Toute la vie animale à son plus haut degré.
De
Alfred Döblin, on approche rarement autre chose que son
Berlin Alexanderplatz, chef-d'oeuvre de l'Allemagne d'entre-deux guerres avec ses truands, ses boulots à la con (homme-sandwich, vendeur du Berliner Beobachter - quotidien du NSDAP), ses putes, maquereaux... un théâtre de toutes les violences possibles dans une société en décrépitude esthétique, morale et confessionnelle (dans l'ordre ou dans le désordre).
Petit problème non négligeable :
Alfred Döblin est Juif. En Allemagne, dans les années 1930s, on se tire ou on se cache. Il fait son choix.
En exil en France, il décide d'écrire un roman au sujet étrange pour un germanique : la conversion des indiens d'Amérique au christianisme au temps des conquistadors.
Seulement...
Döblin garde son génie de la construction romanesque (quitte à abandonner l'éclatement narratif et l'expressionnisme de ses oeuvres précédentes), mais il double son projet d'une dimension totalisante, en pratiquant une forme de vision oblique (technique narrative théorisée et utilisée par un autre exilé,
Joseph Conrad), pour ne rien laisser échapper au lecteur. Tout doit être dit : la foi, le Siècle, la guerre, la violence, le pouvoir, la trahison, le sang, la science... Tout doit être dit et, de plusieurs points de vue (d'une fluidité plus qu'exemplaire). Beaucoup, beaucoup de matière donc.
L'épopée commence par l'arrivée de deux jésuites à Sao Paulo, ville qu'ils quittent assez vite, car ils s'attirent la méfiance des habitants (à savoir des blancs et des bruns - le terme utilisé - où ces derniers sont réduits en esclavage, ce qui choque quelque peu les Frères).

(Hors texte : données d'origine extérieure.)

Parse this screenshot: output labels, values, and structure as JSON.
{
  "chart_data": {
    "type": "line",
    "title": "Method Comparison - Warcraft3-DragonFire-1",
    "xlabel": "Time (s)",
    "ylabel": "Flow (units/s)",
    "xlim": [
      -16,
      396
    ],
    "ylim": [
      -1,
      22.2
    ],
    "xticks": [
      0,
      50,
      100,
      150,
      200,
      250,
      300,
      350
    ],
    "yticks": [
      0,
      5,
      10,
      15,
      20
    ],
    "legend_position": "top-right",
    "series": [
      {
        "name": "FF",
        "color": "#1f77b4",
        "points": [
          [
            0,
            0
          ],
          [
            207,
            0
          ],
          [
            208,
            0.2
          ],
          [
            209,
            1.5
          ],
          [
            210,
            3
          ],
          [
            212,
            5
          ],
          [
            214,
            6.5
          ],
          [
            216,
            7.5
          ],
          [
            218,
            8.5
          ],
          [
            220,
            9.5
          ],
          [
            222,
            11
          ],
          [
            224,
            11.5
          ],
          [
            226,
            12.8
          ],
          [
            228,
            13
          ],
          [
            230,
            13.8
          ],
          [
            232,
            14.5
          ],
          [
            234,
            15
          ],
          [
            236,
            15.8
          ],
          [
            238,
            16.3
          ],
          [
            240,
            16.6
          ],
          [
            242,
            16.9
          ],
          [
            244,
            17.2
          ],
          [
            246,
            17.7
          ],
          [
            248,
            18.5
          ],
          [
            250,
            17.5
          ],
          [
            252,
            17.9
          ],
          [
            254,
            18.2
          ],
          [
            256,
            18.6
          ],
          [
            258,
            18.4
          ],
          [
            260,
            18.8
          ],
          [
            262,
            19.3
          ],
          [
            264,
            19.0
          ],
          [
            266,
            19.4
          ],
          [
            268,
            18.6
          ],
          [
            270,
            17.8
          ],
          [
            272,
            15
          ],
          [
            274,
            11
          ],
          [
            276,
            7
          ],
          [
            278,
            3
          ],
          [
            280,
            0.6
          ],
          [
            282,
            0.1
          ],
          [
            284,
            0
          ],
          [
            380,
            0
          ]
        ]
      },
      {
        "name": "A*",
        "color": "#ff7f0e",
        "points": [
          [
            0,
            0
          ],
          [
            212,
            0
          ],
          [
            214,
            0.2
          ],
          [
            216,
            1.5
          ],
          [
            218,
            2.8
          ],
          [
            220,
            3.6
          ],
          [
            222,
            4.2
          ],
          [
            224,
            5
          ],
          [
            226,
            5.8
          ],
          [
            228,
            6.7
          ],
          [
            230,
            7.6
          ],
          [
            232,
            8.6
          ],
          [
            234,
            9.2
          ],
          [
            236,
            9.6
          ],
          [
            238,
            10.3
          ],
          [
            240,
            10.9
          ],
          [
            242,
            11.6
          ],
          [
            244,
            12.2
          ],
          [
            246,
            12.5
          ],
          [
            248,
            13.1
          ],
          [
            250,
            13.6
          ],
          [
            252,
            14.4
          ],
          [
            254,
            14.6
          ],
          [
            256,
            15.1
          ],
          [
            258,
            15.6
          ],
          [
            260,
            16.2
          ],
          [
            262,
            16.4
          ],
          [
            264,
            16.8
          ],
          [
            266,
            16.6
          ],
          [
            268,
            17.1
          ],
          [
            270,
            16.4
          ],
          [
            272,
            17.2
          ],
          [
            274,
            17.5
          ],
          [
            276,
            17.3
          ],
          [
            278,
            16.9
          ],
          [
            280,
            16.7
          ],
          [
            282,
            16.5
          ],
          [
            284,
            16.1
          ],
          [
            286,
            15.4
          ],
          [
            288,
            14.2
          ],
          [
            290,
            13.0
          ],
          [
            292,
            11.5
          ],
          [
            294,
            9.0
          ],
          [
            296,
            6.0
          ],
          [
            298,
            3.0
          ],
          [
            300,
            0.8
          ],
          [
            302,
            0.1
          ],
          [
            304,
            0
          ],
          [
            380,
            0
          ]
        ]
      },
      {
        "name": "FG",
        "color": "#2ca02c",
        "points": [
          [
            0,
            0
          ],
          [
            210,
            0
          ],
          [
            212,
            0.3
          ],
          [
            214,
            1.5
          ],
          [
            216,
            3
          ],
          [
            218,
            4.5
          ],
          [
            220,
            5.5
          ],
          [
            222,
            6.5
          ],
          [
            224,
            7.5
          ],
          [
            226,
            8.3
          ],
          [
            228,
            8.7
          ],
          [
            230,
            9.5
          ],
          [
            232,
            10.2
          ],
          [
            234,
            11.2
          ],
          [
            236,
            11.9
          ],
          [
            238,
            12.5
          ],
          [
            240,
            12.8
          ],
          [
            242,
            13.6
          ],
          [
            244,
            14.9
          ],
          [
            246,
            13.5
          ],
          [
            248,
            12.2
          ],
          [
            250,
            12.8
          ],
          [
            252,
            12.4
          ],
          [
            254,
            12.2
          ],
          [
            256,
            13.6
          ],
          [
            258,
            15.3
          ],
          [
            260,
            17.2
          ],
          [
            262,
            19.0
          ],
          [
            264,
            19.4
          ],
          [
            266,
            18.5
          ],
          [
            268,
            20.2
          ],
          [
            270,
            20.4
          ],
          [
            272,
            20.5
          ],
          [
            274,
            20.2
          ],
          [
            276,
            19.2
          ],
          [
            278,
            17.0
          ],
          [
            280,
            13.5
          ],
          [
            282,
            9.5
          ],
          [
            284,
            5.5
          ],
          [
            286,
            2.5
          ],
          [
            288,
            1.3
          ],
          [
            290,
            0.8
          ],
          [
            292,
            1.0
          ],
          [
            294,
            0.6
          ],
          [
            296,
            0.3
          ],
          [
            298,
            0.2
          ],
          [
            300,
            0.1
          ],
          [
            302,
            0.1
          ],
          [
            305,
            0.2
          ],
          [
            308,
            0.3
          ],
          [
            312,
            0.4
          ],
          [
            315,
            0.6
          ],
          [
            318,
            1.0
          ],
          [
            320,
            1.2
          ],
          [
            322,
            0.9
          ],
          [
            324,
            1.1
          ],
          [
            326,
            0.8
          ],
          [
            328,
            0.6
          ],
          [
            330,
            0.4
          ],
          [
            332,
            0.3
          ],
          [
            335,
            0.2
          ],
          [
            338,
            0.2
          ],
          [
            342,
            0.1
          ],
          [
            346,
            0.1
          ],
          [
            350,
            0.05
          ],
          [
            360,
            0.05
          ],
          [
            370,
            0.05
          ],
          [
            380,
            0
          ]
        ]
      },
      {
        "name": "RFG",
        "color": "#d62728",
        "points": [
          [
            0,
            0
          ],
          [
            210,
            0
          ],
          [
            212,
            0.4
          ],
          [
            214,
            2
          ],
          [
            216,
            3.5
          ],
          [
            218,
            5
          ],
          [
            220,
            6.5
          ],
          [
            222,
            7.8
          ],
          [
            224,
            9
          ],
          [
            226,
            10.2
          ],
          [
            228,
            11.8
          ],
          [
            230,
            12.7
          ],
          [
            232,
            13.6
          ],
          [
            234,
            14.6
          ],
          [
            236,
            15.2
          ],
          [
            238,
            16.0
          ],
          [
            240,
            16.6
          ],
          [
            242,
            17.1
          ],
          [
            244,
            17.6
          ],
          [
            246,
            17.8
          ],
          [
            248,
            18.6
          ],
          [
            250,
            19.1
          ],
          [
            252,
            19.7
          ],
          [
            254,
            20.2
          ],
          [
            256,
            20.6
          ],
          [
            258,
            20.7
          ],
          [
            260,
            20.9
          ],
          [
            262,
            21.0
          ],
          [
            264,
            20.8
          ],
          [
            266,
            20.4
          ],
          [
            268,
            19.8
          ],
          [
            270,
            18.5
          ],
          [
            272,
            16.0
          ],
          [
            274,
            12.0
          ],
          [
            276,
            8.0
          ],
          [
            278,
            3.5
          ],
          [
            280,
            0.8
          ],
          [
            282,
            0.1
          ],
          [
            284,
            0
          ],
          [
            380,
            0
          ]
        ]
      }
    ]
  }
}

Un village est construit, un peu plus bas, sur le sud du Paraná, et tout s'emballe. La question du traitement des indiens d'Amérique (Valladolid est à peine effleuré de la plume), le rapport que les jésuites entretiennent avec les locaux, les soldats blancs, les autres religieux ; et surtout, leur rapport au Siècle, de manière générale.
Döblin peut proposer un chapitre (court ; la plupart le sont) sur l'agriculture des cités fondées par les jésuites Emmanuel et Mariana et ceux qui poursuivront leur entreprise de conversion et de construction de communautés indiennes organisées en villages ; indiens qui vénèreront à leur manière le Dieu chrétien (en gardant certaines spécificités païennes).
Et au chapitre suivant, il propose de faire voyager un jésuite à Rome ou à Madrid et parler des maux de l'Europe en Guerre totale (celle de Trente ans), du rapport entre le Dieu qui amena Copernic,
Galilée et Bruno sur Terre et qui désormais dresse les Hommes contre les Hommes, les tigres contre les Hommes, les blancs contre les blancs en Terre indienne, les bruns contre les bruns...
Un gigantesque panorama se déroulant sur deux siècles, dans un style très serré et dense, où il n y a que peu de place pour la contemplation (mais à chaque moment qu'elle arrive, c'est un petit miracle). Il est intéressant de noter que
Döblin se convertira au catholicisme en 1941.
Alors c'est exigeant, c'est violent, parfois apaisant et, plus important (par-dessus tout dirons-nous), tous les thèmes sont traités avec une minutie extatique (quand le récit semble chercher ses marques, c'est une désinvolture trompeuse) et une foi inébranlable aux possibilités d'un univers où la Terre, comme l'ont prouvé Copernic (survivant), Bruno (exécuté) et
Galilée (abjurant), est dans une mouvance permanente et où, à dire vrai, à causer réel, peu importe que les jésuites disparaissent, que le monde semble s'autodétruire, qu'un individu devienne tyran, qu'un autre se perde dans ses sens, ou qu'un tigre bleu rageur et écumant fende sur les hommes.